HPV—the Human Papilloma virus—is a major topic of conversation across numerous aspects of the medical field. Why? There are several reasons:
- HPV is the most common sexually transmitted infection worldwide, as approximately 80 percent of the population will contract at least one type of HPV during their lifetime.
- Many people have no symptoms of the infection and so do not know that they are spreading it to others via sexual contact.
- Certain strains of HPV cause almost all cervical cancers.
- In addition, certain strains can also cause anal, penile, vulvar, vaginal, and oropharyngeal (oral and throat) cancers. It’s believed that up to 70% of head and neck cancers may be linked to HPV.
- There is a vaccine available for up to 9 different strains of HPV that is shown to be highly effective. This means that for the first time ever, we have what is essentially a vaccine for certain types of cancer. This is exciting!
- This vaccine should be received by pre-pubescent children and young adults, which means pediatricians, family medicine doctors and OB/GYNs are those who administer the vaccine.
More about HPV
For many years, many people only associated HPV with genital warts, but we now know certain strains are far more dangerous. Additionally, people can be affected by more than one strain of the virus. Your body may fight off the infection over time, but sometimes the infection may persist. Risk factors for persistent HPV infection include early age at the first sexual encounter, multiple sexual partners, smoking, and immunocompromised conditions.
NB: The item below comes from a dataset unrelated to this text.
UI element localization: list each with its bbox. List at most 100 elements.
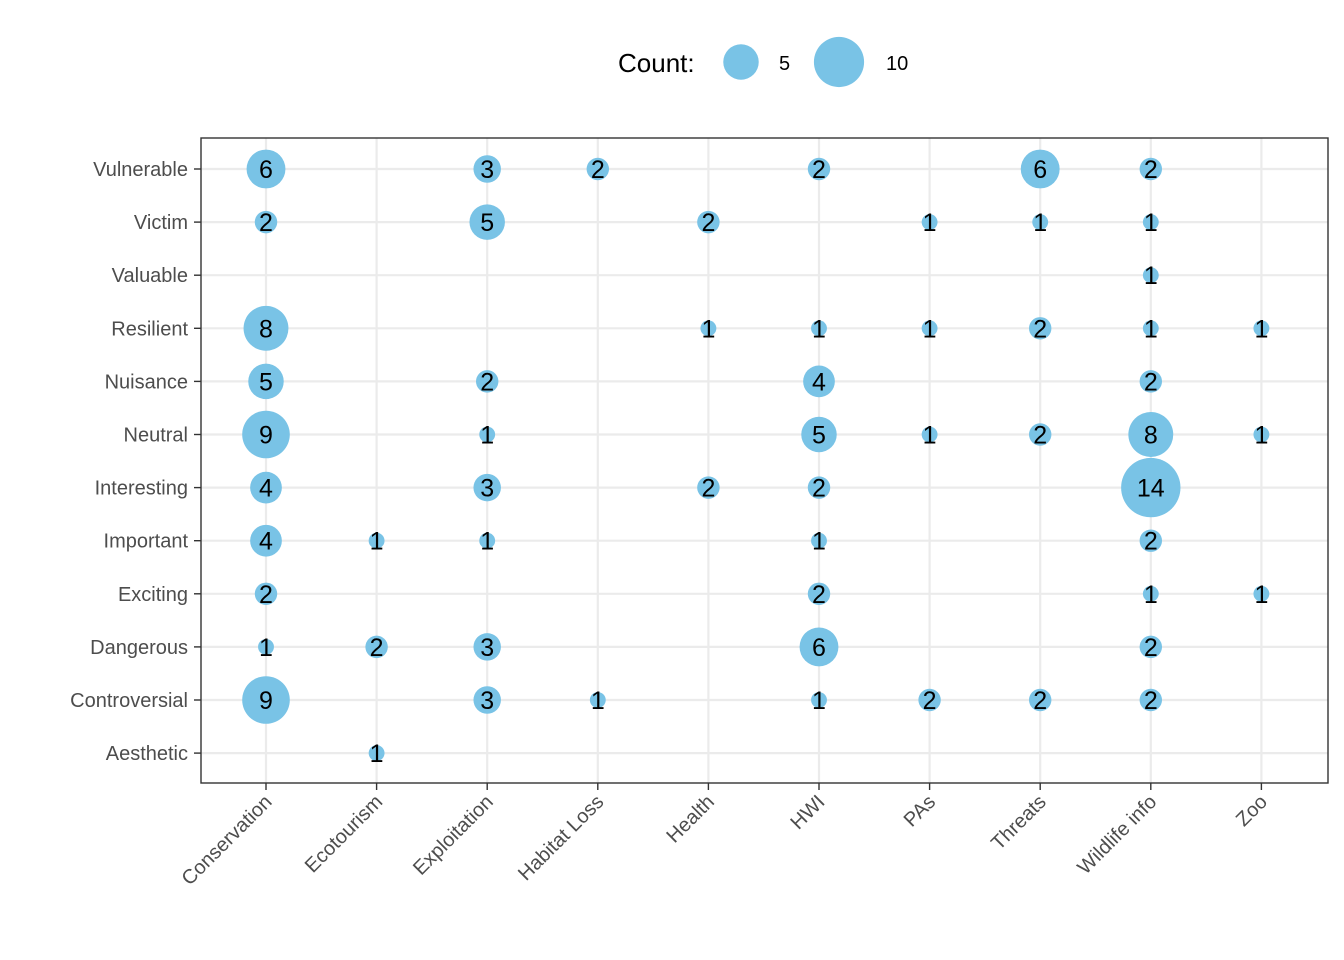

The vaccine – what it is, and who should get it
Gardasil-9 is a safe vaccination to prevent nine different strains of HPV. Seven of these strains are cancer causing whereas the other two cause genital warts. Routine vaccination against HPV is recommended for 11-12-year olds for the best immune response, females 9-26 who have not been vaccinated, males 9-21 who have not been vaccinated, and men who have sex with men from the ages of 9-26.
And good news! The Advisory Committee on Immunization Practices (which includes recommendations from MD Anderson Cancer Center, the American Cancer Society and others) and the CDC have recently revised the vaccination schedule for the HPV vaccination. For children and adolescents between the ages of 9 and 14, two doses of Gardasil-9 are recommended with at least six months between the doses (the prior recommendation was for three doses). For those 15-26 years of age, the former three dose series is still recommended. With new data showing that there is a similar to even greater response to the two dose series as compared to the previous three dose series in these younger individuals, there are hopes that more people will start and finish the series.
If you have questions about the vaccine, and what it means for your child in the future, please have a conversation with your child’s doctor.